Aklında başka hiçbir düşünce olmadan, kötü adamla saf bir kahramanlıkla başa çıkmak için iletişim cihazını yanında taşıdı.
...Bu arada, beklerken merak edip kulaklıkları taktığı da bir sır değil.
"...Beni ne zaman arayacaksın?"
Yatakta otururken mırıldandı, ellerini çarşafın üzerine koydu ve bacaklarını sallayarak tavana baktı ve düşündü.
*Weeeeeeeeeeeeeeeeeeee.*
"Ew, ew, ew... Oops..."
Dilini çiğnedi, bir şeyin ani gürültüsüyle irkildi ve bir elini ağzına götürüp sesin kaynağını ararken gözleri büyüdü.
Bir süredir çalmayan iletişim cihazı nihayet kırmızı renkte parlıyordu.

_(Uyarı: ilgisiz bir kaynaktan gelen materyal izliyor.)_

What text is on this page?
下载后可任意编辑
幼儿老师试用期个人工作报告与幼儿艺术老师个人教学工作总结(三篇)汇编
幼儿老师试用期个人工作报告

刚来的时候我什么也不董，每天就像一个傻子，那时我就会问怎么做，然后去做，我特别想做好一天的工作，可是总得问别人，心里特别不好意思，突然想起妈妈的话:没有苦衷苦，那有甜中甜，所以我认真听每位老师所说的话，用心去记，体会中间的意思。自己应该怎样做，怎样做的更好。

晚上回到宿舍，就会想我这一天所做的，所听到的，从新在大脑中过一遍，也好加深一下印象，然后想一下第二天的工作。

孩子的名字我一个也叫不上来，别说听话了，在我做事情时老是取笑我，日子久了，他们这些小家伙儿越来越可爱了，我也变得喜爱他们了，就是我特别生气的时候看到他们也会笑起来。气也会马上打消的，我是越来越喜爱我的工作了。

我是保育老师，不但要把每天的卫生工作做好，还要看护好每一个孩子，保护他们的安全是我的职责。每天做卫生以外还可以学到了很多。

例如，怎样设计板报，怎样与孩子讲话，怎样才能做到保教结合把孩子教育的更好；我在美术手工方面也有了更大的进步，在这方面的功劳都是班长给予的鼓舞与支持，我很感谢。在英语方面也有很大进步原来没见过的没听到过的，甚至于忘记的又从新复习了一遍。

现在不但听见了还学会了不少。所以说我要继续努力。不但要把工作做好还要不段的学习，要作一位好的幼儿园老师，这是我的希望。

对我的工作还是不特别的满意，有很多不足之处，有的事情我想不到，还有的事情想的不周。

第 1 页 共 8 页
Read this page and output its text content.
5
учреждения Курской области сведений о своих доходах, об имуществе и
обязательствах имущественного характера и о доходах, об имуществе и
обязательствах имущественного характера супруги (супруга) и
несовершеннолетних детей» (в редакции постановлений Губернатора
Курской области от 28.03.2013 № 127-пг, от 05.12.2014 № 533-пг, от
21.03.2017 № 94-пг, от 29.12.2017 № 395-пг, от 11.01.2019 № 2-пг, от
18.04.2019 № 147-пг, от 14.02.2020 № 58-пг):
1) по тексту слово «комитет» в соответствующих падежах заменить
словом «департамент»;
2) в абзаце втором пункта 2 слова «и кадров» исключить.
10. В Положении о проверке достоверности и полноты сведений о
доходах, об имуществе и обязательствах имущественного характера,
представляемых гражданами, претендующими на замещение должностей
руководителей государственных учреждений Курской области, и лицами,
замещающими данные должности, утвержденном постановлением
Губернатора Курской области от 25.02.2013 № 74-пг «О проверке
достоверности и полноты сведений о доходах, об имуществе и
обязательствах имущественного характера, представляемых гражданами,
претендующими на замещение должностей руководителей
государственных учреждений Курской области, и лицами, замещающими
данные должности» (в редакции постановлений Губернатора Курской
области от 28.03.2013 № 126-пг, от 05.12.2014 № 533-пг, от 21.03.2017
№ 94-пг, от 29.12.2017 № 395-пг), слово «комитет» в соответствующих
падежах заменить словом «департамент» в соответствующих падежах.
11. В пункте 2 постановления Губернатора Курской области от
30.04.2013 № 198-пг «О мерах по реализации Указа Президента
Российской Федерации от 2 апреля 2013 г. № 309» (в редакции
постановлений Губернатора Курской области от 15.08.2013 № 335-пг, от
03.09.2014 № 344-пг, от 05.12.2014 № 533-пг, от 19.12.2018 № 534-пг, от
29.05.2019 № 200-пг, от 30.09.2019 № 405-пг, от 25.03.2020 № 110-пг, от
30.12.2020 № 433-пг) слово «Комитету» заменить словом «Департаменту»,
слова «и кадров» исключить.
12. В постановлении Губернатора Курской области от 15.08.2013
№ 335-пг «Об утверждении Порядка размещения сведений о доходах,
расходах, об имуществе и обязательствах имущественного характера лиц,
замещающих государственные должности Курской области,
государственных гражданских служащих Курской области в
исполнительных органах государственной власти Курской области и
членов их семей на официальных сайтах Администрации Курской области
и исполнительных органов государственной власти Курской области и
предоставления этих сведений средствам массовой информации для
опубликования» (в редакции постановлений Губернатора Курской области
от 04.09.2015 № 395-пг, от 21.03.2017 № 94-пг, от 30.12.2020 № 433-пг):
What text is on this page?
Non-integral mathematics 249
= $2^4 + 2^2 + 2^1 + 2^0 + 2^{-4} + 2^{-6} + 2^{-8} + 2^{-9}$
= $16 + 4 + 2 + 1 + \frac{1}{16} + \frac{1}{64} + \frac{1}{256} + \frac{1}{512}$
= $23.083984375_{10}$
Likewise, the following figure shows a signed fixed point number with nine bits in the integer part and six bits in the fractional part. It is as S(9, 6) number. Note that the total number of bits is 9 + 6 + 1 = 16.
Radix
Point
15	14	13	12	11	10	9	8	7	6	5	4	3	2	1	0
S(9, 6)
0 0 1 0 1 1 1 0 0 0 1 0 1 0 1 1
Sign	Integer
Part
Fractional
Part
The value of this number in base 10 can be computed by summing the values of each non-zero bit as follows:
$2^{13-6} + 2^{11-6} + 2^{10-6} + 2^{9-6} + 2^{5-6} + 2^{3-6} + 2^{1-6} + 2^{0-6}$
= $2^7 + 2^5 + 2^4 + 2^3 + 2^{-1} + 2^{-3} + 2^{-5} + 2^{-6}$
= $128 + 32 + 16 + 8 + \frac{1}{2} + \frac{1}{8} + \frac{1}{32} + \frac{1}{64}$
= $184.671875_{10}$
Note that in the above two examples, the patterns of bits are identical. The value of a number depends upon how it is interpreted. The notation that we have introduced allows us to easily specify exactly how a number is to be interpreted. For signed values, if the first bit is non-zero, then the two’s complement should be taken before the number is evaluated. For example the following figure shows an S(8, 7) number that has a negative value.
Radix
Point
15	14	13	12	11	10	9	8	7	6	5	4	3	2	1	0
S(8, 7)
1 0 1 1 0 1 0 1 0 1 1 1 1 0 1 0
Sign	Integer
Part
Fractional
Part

Şaşırdı, sesini temizlemek için bir an dudaklarını büzdü, sonra bir gülümsemeyi bastırmaya çalışarak mırıltılı bir sesle cevap verdi.
"...Alo?"
[Sana da merhaba Stardus, ben Egostic.]
Her zamanki gibi neşeli bir ses telsizden geldi.
Kendi odasında olduğunu, yatağında oturup onunla konuştuğunu fark ettiğinde kalbi biraz burkuldu.
Sonraki sözleri ahizeden net bir şekilde geldi.
[Yarın boş musun?]
...ve bunu bu kadar açık bir şekilde sorması.
Birden bunun daha önce izlediği bir dizide başroldeki erkeğin sevgilisine çıkma teklif ettiği bir replik gibi geldiğini fark etti ve hazırladığı cevabı unutup tek bir kelime söylemek için ağzını açtı.
"Evet..."
[Tamam, o zaman yarın görüşürüz.]
Bir sonraki varış noktası da böylece belirlenmiş oldu.